Cakewalk . . . a word that has come to mean something that is easy to do. As in . . . getting my hubby to try a new beer is a cakewalk . . . see NBT.
A cakewalk originated as a dance performed by African Americans during and after the US Civil War when blacks were segregated from polite white society. People of color were not invited to public events like parties and balls . . . but as servants they were often in attendance. Not for the fun of course . . . they had the “pleasure” of watching white folks twist, twirl and strut doing the popular dances of those days.
It eventually became a competition between couples to see who could cakewalk the most gracefully or extravagantly. Perhaps as a further extension of the joke, this promenade was often done in a circle with a cake in the middle. Whichever couple had the most style or flamboyance in their struts got to take home the cake.
And that’s how the phrase “take the cake” originated and came to mean to take the prize.
The funny thing is that the cakewalk was further popularized by the white performers of Vaudeville in the next century. So . . . the cakewalk was a dance done by black people to mock the white people who did it to make fun of the black people . . . in essence they were only goofing on themselves.

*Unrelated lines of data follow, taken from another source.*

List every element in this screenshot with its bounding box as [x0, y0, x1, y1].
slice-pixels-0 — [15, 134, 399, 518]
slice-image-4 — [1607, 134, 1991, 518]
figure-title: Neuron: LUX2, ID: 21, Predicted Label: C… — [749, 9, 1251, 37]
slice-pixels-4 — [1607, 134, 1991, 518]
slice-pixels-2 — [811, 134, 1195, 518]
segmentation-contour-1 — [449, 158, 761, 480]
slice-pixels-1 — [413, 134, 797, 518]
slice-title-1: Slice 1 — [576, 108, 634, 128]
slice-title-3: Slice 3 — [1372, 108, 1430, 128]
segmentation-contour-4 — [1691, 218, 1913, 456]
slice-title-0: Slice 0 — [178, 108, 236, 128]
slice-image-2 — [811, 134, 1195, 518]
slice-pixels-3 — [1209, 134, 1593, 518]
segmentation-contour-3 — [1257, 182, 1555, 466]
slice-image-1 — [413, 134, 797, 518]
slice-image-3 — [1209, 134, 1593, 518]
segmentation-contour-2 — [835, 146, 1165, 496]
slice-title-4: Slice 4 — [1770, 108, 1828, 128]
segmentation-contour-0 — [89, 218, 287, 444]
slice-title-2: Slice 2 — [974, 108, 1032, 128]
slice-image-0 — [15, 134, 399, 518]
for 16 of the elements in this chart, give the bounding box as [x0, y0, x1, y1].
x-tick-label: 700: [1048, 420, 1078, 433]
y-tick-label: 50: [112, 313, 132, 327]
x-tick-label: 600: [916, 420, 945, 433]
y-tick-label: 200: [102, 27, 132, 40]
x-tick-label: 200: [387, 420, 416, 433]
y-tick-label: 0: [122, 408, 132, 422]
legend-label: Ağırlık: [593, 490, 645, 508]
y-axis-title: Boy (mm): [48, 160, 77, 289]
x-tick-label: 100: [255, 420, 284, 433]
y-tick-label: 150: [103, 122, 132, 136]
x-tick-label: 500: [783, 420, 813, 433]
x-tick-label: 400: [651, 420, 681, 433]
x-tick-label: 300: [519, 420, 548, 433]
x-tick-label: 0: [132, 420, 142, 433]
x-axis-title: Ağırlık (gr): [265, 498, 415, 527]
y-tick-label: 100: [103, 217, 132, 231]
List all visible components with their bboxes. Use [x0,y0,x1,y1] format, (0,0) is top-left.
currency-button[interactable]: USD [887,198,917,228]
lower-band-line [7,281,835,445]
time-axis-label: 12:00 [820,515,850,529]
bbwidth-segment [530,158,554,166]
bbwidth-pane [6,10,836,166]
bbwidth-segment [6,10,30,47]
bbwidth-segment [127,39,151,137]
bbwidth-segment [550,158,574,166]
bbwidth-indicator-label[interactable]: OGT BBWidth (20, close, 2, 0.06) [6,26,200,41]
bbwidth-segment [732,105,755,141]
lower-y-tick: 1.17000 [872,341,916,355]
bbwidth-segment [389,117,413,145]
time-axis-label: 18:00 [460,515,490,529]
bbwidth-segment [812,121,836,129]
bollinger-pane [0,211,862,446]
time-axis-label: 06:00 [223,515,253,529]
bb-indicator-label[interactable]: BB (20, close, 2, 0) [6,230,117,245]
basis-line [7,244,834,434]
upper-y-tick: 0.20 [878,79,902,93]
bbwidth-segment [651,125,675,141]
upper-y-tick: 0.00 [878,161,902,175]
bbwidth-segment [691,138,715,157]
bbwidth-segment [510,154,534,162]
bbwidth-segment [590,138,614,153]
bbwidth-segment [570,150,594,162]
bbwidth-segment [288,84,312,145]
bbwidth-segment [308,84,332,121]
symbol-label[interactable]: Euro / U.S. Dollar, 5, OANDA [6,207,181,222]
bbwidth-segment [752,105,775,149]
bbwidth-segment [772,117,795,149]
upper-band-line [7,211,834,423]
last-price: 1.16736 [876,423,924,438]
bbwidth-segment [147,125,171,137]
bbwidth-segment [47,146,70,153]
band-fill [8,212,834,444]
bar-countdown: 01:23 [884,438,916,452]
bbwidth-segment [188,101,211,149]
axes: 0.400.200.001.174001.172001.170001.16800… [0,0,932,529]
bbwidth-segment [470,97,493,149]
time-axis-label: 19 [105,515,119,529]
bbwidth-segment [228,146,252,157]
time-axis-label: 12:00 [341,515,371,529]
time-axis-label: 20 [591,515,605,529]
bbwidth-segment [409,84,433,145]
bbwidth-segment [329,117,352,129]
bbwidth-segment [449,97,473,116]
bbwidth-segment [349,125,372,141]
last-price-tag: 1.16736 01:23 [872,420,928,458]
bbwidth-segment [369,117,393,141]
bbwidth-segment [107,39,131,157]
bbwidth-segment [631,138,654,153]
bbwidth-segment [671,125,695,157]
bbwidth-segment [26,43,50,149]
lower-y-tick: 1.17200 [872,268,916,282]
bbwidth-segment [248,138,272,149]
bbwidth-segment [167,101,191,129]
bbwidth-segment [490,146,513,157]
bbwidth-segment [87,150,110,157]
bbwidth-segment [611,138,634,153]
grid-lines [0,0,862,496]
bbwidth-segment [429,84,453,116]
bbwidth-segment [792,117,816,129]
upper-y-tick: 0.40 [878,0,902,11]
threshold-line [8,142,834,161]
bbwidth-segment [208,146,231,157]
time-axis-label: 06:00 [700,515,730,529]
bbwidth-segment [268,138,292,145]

1 (8 Ounce) Package Refrigerated Crescent Roll Dough
4 Cheese Sticks, Halved
1 (3.5 Ounce) Package Sliced Pepperoni
Garlic Butter Glaze:
2 Tablespoons Butter, Melted
1/2 Teaspoon Italian Seasonings
1/4 Teaspoon Garlic Powder
1 Tablespoon Grated Parmesan Cheese
Preheat oven to 350 degrees.
Take each triangle of crescent roll dough and place about 6 pepperoni on the bottom of the triangle. Place half of a cheese stick on top and roll up. Place seam side down on a cookie sheet and bake for 10-14 minutes or until golden brown.
While rolls are cooking, combine the melted butter, Italian seasonings, garlic powder and Parmesan cheese in a small bowl.
When rolls are done remove from the oven and brush with the garlic butter glaze. Serve with marinara or ranch for dipping.